Do You Know the Symptoms of Sports-Related Concussion?

There are an average of 2 million sports-related concussions every year and according to a report from the U.S. Centers for Disease Control and Prevention, the majority of those injuries occurred playing football.

Bicycling is another cause of concussions in kids and the most common cause is having an impact without the benefit of wearing a helmet. As more and more kids are participating in sports at younger ages, parents need to be alert to the signs of a concussion.

For the curious, a concussion is an injury to the brain typically caused by a blow or strike to the head that can cause a range of symptoms. It is an injury that temporarily interferes with brain function.

The symptoms of a concussion can be impairments to memory, judgment, speech, balance and coordination. There may or may not be a loss of consciousness accompanying the injury. The injured person could have a headache, visual problems and more. If you suspect your child (or anyone) has suffered a blow to the head and is exhibiting any of the above symptoms or irritability, headache, sometimes nausea or vomiting, ringing in the ears, poor concentration or really just seems “off” – get them to a medical professional as quickly as possible for an evaluation. Remember although someone can seem fine immediately after injury, the symptoms of a concussion may not rear its ugly head until a couple of days are the initial injury.

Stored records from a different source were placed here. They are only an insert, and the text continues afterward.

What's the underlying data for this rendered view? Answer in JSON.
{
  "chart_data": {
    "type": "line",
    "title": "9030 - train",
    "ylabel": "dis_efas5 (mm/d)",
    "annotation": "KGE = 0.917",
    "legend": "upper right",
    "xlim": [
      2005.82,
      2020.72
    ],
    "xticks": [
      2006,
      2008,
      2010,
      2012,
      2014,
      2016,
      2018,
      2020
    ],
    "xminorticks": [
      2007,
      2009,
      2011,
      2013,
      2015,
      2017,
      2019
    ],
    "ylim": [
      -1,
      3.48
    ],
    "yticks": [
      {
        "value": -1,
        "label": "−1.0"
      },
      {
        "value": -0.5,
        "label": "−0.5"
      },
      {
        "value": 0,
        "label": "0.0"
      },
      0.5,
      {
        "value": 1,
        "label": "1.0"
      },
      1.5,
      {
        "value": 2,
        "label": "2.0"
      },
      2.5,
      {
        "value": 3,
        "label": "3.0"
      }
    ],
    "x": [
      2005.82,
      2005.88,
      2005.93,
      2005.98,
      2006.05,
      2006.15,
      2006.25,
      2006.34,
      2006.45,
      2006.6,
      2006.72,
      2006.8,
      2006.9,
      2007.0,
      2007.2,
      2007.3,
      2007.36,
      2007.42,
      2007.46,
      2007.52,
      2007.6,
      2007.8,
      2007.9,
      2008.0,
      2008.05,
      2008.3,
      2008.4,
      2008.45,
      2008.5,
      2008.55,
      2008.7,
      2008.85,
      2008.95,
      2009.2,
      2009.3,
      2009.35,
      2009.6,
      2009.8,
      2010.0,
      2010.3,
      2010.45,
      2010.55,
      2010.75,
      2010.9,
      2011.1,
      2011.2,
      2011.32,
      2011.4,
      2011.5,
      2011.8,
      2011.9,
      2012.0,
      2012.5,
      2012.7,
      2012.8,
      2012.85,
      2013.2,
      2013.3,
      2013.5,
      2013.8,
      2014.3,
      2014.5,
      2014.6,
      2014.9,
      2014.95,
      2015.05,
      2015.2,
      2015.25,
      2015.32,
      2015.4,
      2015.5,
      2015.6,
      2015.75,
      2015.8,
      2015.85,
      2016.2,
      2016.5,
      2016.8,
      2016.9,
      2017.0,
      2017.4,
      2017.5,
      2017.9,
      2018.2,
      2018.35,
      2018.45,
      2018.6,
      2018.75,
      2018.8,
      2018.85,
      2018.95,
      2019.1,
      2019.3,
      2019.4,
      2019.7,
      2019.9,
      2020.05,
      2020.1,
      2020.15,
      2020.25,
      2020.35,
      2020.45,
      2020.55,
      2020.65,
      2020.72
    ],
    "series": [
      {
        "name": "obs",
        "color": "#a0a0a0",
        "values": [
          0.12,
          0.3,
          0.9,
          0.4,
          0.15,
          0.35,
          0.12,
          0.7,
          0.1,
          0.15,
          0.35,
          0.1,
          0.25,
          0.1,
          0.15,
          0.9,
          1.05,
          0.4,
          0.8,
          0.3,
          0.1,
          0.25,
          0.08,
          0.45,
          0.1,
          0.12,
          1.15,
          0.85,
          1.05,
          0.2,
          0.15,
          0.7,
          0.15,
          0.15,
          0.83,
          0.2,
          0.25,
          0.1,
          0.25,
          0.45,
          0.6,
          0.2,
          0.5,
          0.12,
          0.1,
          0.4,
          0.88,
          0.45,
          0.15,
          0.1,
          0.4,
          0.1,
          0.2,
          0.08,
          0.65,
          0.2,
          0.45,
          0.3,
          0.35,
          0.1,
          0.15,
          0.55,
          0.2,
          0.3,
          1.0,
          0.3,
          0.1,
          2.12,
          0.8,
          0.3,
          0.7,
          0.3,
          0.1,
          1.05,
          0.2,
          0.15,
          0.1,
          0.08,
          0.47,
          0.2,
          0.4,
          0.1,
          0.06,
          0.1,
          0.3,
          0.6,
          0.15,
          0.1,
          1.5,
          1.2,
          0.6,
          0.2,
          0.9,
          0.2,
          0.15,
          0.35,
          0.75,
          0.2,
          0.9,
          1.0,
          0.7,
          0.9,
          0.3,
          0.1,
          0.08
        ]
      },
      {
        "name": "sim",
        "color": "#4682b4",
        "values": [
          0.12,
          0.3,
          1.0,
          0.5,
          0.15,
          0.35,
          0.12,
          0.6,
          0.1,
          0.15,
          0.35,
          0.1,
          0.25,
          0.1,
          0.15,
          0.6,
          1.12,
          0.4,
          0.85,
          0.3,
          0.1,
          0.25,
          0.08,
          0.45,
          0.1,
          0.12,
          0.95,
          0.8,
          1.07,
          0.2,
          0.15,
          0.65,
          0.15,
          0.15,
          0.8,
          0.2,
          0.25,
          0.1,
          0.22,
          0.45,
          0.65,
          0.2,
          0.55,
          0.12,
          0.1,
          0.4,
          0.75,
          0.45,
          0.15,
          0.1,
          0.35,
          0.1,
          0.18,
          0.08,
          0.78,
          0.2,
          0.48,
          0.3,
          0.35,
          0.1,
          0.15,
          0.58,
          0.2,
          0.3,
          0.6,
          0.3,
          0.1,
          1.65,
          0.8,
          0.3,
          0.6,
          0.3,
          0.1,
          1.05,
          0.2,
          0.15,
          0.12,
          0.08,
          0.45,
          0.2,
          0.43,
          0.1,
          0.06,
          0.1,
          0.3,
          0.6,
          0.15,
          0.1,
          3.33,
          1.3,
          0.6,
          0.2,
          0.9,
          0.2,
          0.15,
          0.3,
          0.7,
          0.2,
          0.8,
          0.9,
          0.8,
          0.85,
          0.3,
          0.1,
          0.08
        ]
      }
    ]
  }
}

If your child receives multiple concussions, it many be time to pull them from the sports activity as there is preliminary evidence in current studies that indicates that repeated concussions can lead to a predisposition for Alzheimer’s.

Second-impact syndrome is a very dangerous possibility after a concussion. Simply put, if there is a concussion and the brain hasn’t healed from it and a second impact occurs, serious injury or even death can occur as serious brain swelling can occur.

Concussions are treated pretty much that same way intially. Treatment depends on the signs and symptoms the patient is showing. Quiet, bed rest, little to no stimulation or excitement and a cold compress if there’s a bump on the head in very short intervals to help with exterior pain.

You can’t really stop concussions from happening but you can minimize the risk by making sure the coaches your kids train with has appropriate coaching training and make sure your kids are always wearing the proper gear that fits for the sport they are participating in.